Linear Regression
In an effort to predict the amount of time users spend on the bike, a Linear regression model was used to input multiple variables that may contribute to a desired prediction. To initiate this process, it was devised to cluster specific chosen variables first. As shown in Figure 19, the distances in miles, bike type, and membership status were all used to train the model, and they were also used as variable inputs for the clustered group, as shown by the distinct clustered group they were placed into“k_1” and “k_0”, while Figure 20 depicts the chosen target variables that were used for predicting the model, distance in miles traveled.
1 Details about input variables
❖ Bike type(r_classic_bike, r_docked_bike, and r_electric_bike): Provides the type of ride being used. These include ‘electric’, ‘classic’, and ‘docked’. With the hypothesis testing, we came to know that the mean distance traveled on electric bikes was more than that of casual bikes. So it’s pretty interesting to know how long people ride different types of bikes for their CaBi journey.
❖ Member type(M_member and M_casual): Now knowing the method in which members used CaBi as compared to a casual rider. The hypothesis tests also provided an insight on how much a member uses an electric bike in comparison to the latter. Such fascinating aspects contribute to the significance of this particular column in predicting the dependent variable.
❖ Distance of miles traveled (distance_miles): This is a feature-engineered column using the geospatial data that we had in the initial dataset. Start and end lats and longs along with other details such as Station name and number contributed to calculating the distance covered by a rider.
❖ K-means variable (k_1 and k_0): By using k-means, we divided certain areas of the map into different clusters. Based on the geospatial data, k-means clustering was achieved helping not only in Exploratory Data Analysis but also in Dimensionality Reduction.
2 Details about the dependent variable
❖ Duration (minutes): How long, on average, does a user ride CaBi bikes across the DC-Arlington area? The response variable can help in providing better recommendations according to the bike-type. It can also let us know whether casual riders want to become CaBi members.
3 Performance metrics
❖ Mean absolute error: This is the average of absolute errors of all the data points in the given dataset. The models mean absolute error was set at 14.8.
❖ Mean squared error: This is the average of the squares of the errors of all the data points in the given dataset. The model’s mean squared error was set at 25,133.51, which was relatively high.

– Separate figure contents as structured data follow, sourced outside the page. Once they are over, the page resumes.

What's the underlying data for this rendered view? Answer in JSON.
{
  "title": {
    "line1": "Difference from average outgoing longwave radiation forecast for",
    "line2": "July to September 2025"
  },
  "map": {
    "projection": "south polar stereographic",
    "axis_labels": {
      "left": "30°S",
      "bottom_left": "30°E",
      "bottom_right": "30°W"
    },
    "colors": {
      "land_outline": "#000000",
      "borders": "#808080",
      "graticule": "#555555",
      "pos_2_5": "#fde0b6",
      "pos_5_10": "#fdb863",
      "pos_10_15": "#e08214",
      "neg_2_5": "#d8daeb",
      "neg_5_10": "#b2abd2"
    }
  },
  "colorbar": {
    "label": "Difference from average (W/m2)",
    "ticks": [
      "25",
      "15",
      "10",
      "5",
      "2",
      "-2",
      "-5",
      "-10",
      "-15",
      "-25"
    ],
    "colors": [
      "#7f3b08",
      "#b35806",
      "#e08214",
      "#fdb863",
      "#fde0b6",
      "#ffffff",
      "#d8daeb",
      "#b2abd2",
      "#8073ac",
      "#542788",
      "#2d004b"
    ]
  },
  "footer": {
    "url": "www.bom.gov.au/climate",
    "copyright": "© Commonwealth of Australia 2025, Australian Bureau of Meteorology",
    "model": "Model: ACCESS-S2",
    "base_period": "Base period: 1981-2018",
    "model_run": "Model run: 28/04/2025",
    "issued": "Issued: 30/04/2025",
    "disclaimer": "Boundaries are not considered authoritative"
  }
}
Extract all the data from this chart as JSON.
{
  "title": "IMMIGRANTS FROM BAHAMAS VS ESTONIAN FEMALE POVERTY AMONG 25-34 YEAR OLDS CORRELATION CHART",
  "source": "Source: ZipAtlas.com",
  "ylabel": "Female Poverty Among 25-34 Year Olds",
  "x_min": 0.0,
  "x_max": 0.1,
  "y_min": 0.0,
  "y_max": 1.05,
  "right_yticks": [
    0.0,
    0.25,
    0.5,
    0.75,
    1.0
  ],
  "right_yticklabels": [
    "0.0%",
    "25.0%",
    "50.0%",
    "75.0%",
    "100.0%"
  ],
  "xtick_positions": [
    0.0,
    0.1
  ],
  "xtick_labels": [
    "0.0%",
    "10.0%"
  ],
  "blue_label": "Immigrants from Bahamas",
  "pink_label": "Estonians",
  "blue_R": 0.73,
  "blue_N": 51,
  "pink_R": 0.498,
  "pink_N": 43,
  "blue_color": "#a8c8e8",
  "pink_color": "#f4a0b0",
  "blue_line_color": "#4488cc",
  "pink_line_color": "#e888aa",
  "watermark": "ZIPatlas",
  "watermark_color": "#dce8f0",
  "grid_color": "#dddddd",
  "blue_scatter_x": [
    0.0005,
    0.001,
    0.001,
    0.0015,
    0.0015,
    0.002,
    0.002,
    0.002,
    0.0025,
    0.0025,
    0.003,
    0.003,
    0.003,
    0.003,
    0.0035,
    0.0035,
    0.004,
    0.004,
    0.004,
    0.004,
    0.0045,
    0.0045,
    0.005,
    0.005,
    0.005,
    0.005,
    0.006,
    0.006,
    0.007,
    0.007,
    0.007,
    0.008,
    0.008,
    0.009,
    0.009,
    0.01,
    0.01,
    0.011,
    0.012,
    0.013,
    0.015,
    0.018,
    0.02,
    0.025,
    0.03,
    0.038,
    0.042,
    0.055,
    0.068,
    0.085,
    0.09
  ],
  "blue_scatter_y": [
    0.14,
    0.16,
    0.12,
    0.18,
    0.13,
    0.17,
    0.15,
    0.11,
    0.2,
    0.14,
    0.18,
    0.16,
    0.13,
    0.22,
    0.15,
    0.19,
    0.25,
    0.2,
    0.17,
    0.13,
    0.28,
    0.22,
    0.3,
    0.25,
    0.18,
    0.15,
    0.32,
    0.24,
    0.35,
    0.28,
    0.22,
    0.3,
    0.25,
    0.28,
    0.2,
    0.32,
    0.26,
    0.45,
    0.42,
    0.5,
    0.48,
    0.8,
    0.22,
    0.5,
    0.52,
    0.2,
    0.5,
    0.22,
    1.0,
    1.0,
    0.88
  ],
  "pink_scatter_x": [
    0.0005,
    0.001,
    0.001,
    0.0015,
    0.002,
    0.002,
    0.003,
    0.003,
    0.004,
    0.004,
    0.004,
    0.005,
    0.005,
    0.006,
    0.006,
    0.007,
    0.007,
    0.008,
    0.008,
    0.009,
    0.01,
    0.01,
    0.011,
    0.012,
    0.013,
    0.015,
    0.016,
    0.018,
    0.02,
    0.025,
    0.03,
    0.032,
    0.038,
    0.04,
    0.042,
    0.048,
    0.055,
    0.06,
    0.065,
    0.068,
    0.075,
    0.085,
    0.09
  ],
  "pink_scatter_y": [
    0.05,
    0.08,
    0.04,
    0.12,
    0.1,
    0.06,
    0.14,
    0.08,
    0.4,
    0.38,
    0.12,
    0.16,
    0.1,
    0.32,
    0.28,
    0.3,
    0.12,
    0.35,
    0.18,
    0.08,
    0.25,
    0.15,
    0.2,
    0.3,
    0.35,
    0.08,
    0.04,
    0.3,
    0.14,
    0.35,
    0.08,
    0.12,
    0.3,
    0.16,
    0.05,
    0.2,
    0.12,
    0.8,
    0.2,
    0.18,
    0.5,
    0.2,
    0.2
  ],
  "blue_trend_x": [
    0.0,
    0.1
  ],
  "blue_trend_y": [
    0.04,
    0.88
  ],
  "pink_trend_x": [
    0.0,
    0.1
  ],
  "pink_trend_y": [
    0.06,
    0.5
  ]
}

❖ Median absolute error: This is the median of all the errors in the given dataset. The main advantage of this metric is that it filters any outliers within the data. A single bad data point in the test dataset wouldn’t skew the entire error metric, as opposed to a mean error metric. The model’s median absolute error was 4.97.
❖ Variance score: This score measures how well our model can account for the variation in our dataset. A score of 1.0 indicates that our model is perfect. Our model’s variance score was 0.01, putting to emphasis its insignificant value.
❖ R2-score: This score refers to the coefficient of determination. This tells us how well the unknown samples will be predicted by our model. The best possible score is 1.0, but the score can be negative as well. The model’s R2-score was 0.01, which restated that our model was insignificant.
4 Results
Using this devised structure, the analysis and results shown from the linear regression model unfortunately do not provide sufficient evidence to predict the amount of time users will spend on the bikes. The statistics gathered from the model show a high mean squared error alongside an R2-value that highlighted the model is not fit for our data.
Figure 21 also shows how poorly linear regression performs for this problem, since the predictions with respect to the actual values are all over the place and there does not seem to be any consistency in performance. Also, the figure also showcases the presence of extreme outliers in the test data, with some durations exceeding 10,000 minutes. This information could be used later on when developing other models to improve their performance and the quality of the test data.